Sergey Stepanovich Lanskoy (Серге́й Степа́нович Ланско́й; - ) was a Russian politician who served as the minister of the interior from 1855 to 1861, being inaugurated during a reform-minded era and dismissed after the emancipation reform of 1861. He is known for being close friends with Nikolay Milyutin, who drafted the Russian Emancipation proclamation, and with his brother, Dmitry Milyutin, who was serving as the minister of war.

==Political career==

In 1810, Lanskoy had joined a Freemason lodge and held important positions until the closing decree of 1822. After this, he was a member of the Union of Prosperity but was out of it by the disturbances of 1825. His last known secret organization was the Theoretical Degree of the Order of the Golden-Rose Cross, which also remained clandestine throughout his life.

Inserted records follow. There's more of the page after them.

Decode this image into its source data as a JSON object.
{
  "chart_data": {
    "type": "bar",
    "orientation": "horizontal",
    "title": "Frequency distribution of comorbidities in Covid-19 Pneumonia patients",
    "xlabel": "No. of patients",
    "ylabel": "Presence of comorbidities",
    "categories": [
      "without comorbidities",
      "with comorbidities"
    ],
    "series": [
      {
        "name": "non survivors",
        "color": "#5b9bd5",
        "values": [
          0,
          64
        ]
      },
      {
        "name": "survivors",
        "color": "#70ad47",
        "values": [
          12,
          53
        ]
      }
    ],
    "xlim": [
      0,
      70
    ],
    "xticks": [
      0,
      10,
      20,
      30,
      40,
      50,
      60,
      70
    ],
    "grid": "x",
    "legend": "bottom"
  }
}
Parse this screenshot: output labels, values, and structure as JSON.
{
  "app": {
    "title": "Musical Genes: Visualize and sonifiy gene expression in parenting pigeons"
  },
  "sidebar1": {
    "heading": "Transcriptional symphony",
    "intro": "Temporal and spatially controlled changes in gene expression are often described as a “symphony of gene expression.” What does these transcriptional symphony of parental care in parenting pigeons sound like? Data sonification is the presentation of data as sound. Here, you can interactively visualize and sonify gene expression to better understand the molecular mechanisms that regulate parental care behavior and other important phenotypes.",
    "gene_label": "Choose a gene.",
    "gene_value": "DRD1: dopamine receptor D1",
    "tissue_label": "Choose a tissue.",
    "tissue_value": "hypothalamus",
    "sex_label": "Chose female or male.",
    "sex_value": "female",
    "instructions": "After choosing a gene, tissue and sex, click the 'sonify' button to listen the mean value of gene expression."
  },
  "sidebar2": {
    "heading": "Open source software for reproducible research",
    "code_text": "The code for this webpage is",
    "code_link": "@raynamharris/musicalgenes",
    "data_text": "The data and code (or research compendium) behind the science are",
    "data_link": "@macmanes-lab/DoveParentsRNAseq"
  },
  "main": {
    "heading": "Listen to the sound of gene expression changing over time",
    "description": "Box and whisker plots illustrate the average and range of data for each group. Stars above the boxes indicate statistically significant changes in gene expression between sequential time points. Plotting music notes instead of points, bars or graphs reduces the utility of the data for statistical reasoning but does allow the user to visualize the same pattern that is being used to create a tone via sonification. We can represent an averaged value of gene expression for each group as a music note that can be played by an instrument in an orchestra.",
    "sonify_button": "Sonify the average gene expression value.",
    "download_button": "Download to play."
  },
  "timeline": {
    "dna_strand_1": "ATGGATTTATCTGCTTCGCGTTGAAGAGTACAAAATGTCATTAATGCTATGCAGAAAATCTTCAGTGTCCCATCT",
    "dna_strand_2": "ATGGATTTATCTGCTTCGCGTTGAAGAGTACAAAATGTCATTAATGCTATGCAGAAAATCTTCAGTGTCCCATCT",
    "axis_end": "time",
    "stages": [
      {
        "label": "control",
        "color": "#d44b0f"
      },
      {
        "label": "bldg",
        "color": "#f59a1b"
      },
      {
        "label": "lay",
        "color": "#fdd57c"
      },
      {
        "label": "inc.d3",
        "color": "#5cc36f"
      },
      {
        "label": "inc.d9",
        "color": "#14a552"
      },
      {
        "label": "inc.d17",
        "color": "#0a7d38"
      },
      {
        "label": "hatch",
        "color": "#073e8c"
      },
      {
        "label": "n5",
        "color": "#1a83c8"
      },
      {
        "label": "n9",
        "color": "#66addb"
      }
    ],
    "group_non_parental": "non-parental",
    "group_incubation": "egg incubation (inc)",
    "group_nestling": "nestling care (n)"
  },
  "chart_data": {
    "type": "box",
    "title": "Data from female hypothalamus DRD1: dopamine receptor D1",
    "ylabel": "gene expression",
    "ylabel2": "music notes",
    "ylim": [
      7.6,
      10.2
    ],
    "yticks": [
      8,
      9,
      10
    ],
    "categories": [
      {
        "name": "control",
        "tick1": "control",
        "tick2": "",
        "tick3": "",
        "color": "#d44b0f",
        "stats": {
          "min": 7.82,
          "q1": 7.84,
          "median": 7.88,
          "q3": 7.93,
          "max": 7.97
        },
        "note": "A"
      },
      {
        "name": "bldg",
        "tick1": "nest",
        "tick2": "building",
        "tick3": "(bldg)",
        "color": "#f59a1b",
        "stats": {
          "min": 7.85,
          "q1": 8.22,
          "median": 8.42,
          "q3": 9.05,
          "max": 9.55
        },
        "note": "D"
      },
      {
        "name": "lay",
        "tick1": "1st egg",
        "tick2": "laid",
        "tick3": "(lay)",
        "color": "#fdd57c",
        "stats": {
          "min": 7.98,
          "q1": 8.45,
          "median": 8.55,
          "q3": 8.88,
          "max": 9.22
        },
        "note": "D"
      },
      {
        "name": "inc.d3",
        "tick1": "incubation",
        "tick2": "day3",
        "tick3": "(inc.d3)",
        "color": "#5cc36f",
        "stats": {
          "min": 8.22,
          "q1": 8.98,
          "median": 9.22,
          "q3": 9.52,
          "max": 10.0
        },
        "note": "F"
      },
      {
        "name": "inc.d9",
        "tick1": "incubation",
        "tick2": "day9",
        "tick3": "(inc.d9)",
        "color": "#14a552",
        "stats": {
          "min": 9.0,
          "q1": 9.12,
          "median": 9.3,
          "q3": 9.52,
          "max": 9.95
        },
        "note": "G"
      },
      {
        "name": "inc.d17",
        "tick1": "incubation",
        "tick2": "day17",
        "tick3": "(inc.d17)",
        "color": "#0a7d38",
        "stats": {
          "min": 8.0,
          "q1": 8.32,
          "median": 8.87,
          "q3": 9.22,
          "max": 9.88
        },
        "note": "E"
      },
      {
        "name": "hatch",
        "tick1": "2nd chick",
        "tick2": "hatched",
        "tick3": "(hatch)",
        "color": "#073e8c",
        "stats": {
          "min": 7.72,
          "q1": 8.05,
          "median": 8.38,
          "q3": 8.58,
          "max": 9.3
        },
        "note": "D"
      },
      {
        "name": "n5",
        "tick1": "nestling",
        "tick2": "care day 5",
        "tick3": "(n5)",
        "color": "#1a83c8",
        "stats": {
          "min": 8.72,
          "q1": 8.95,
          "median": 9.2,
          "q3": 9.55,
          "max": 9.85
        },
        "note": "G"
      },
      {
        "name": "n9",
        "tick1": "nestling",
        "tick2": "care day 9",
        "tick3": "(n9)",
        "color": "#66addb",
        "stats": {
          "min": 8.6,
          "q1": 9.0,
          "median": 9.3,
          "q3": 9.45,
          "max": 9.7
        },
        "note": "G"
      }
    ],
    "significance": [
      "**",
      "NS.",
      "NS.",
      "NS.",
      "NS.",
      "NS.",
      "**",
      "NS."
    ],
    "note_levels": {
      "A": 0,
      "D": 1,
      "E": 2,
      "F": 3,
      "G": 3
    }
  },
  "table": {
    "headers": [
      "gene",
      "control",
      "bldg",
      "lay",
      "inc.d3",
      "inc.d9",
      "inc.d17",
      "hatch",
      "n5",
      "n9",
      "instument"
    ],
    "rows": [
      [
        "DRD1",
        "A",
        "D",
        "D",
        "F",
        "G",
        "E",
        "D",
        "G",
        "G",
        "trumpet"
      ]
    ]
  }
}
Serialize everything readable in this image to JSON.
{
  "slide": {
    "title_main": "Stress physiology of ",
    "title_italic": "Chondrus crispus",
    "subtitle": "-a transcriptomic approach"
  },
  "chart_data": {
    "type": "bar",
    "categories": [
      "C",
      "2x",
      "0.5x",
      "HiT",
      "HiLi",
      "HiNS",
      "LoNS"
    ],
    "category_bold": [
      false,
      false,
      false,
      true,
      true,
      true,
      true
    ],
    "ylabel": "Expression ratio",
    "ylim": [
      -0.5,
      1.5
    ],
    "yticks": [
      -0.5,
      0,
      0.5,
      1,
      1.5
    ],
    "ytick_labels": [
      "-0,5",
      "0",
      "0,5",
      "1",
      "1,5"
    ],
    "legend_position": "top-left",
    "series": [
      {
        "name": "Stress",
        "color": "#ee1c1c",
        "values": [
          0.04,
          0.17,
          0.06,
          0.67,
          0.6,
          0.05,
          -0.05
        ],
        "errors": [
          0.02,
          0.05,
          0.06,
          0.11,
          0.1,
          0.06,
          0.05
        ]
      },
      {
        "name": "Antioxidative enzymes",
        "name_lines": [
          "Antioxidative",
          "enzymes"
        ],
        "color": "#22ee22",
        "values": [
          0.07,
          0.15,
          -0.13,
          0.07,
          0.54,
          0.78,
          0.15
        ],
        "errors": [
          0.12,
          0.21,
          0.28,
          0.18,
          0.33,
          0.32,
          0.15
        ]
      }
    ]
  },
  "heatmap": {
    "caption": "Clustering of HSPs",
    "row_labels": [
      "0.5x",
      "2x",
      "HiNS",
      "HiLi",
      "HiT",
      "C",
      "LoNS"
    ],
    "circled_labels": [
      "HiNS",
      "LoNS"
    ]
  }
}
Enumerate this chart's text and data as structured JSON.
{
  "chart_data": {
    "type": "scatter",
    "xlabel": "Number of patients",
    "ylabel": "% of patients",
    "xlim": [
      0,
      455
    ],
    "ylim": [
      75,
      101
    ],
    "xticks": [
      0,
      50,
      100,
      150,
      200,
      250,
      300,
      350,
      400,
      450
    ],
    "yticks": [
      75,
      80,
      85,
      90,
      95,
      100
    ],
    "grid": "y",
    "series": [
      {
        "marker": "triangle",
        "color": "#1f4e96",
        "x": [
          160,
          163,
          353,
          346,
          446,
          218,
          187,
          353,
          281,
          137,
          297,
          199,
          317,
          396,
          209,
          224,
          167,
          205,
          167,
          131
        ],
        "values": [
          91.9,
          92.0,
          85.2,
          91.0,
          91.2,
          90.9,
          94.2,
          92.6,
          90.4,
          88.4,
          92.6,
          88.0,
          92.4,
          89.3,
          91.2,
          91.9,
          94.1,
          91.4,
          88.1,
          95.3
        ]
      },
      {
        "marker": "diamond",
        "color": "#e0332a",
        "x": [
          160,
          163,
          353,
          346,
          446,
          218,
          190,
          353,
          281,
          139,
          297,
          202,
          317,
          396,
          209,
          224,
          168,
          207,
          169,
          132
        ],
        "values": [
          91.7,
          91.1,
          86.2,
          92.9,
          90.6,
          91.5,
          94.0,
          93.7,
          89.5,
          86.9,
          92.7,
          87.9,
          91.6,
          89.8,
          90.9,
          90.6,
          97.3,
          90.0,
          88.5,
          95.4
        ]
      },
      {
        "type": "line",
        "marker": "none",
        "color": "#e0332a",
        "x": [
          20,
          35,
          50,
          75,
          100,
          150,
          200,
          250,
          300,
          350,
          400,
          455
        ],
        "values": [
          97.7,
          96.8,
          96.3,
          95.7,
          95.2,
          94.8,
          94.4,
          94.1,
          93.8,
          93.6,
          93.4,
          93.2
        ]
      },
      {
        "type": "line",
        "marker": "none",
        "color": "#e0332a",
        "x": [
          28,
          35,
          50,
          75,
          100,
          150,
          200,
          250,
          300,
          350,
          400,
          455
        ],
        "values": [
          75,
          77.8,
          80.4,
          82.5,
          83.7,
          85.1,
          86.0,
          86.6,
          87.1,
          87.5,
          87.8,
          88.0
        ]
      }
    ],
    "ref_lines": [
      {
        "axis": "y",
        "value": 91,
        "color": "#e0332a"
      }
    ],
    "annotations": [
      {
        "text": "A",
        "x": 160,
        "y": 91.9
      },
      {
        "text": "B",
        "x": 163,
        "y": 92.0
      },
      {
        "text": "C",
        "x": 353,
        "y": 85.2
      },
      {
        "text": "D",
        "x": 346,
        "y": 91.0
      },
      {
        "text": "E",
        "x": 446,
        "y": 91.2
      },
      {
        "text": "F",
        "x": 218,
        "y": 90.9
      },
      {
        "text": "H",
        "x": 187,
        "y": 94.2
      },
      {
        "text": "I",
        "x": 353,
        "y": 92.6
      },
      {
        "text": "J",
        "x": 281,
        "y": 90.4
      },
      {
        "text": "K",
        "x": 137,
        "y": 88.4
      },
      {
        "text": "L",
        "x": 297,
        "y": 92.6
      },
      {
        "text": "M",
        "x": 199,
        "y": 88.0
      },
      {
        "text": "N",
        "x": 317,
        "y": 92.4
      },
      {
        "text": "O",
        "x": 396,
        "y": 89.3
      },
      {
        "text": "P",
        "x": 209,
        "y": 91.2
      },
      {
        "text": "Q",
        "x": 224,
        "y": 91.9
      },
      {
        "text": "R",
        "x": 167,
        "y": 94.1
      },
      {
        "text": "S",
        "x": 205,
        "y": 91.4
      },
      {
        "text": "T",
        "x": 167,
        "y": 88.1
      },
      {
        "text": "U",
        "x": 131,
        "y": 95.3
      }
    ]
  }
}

He was known particularly for being with the Freemasons and for being "with the Brothers" (the Milyutins) in Russian society. In this regard, he has also been connected multiple times with Leo Tolstoy and other Russian Liberals and Constitutionalists who had been involved in Masonic lodges.

Around 1852, Lanskoy had been involved with the reformation of the Russian prison system. He had rejected donations to the prison system for prisoners until prisoner committees could be established. He finally gave into the plan for a Krasnoyarsk Prisoners Society to serve this purpose.

In 1855, Lanskoy was behind an initiative to tell Europe about Russia in liberal and progressive hues, establishing Le Nord as a newspaper in Belgium to give air to these views.

During a meeting in 1856, Lanskoy tried to persuade a group of nobles to voluntarily abolish serfdom, because "it would be in their interests to grant the serfs emancipation before the peasants rebelled", which is what eventually happened.

When Dmitry Milyutin finally authored the Emancipation Proclamation for Russian serfs in 1861, just a year before Lanskoy's death, Lanksoy's place was considered important. Being born in the 1700s and having a prestigious military career, he "was the only representative of an earlier generation of Russian civil servants".